Enfin, troisième aspect, des cultures comme le miscanthus permettent de faire reposer la terre, voire d’absorber certains polluants et de favoriser les rendements futurs, tout en dégageant des entrées de revenus.
Au travers de ces trois exemples, se dessine un dernier atout des matériaux biosourcés. Ils ont aussi un aspect social qui rejoint un débat actuel de société : celui du modèle agricole et du respect des terres.
Le Cerema et, avant lui les directions territoriales de l’Equipement, travaille sur les matériaux biosourcés depuis trente ans, en quoi cela consiste-t-il ?
Actuellement nous sommes missionnés par la DHUP pour accompagner les filières pour la rédaction de fiches FDES et nous travaillons avec l’administration centrale sur les problématiques règlementaires grâce à l’expérience acquise sur ces matériaux innovants.

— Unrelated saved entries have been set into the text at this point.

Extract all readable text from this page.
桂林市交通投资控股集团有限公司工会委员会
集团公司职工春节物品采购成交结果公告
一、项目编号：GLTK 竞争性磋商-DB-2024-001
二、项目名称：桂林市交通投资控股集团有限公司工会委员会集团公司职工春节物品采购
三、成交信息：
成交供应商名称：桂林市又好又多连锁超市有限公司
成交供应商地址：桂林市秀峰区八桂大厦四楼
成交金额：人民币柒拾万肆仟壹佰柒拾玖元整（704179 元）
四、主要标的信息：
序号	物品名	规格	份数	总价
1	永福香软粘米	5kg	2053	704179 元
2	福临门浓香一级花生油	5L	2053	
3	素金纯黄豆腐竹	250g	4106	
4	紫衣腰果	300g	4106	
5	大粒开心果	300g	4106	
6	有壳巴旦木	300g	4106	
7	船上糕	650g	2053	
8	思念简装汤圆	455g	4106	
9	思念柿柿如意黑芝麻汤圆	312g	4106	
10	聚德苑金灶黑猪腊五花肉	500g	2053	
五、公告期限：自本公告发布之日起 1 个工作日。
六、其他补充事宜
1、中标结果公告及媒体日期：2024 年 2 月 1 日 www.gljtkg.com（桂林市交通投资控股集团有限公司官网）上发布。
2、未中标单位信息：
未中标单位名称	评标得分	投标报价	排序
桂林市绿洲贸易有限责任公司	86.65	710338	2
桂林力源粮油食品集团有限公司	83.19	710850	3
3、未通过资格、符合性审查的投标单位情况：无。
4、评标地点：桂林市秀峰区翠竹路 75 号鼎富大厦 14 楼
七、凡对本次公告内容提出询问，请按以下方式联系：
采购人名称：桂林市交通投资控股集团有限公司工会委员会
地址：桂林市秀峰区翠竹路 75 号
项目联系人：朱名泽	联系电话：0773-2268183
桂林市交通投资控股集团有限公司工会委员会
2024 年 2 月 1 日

Aujourd’hui, nous nous ouvrons aussi au secteur privé. Nos travaux de recherche sur les laines d’isolation et les dalles de plafond mais également sur les transferts hygro thermiques peuvent ainsi avoir des débouchés industriels. Notre expertise peut également servir à l’émergence de nouvelles filières et au développement à grande échelle de ces matériaux en France mais également à l’étranger. Cela est possible, il faut simplement prendre en compte les spécificités de chacun de ces matériaux.
Je voudrais enfin insister sur un point. Notre travail repose sur des démarches scientifiques loin de tout parti pris ou de choix partisan. De nombreux laboratoires de recherche travaillent activement dans ce domaine.
Récemment, nous nous sommes impliqués sur les liens entre biosourcés et qualité de l’air intérieur en collaboration notamment avec l’université d’Artois. Que les acteurs soient privés ou publics, nous sommes là pour les accompagner et leur donner des résultats sur la mise en œuvre de ce type de matériaux.
Propos recueillis par Clément Gaillard - Construction21
Dans le dossier Réglementation Environnementale 2020 : réduire l’impact carbone des bâtiments neufs (Dossier RE2020)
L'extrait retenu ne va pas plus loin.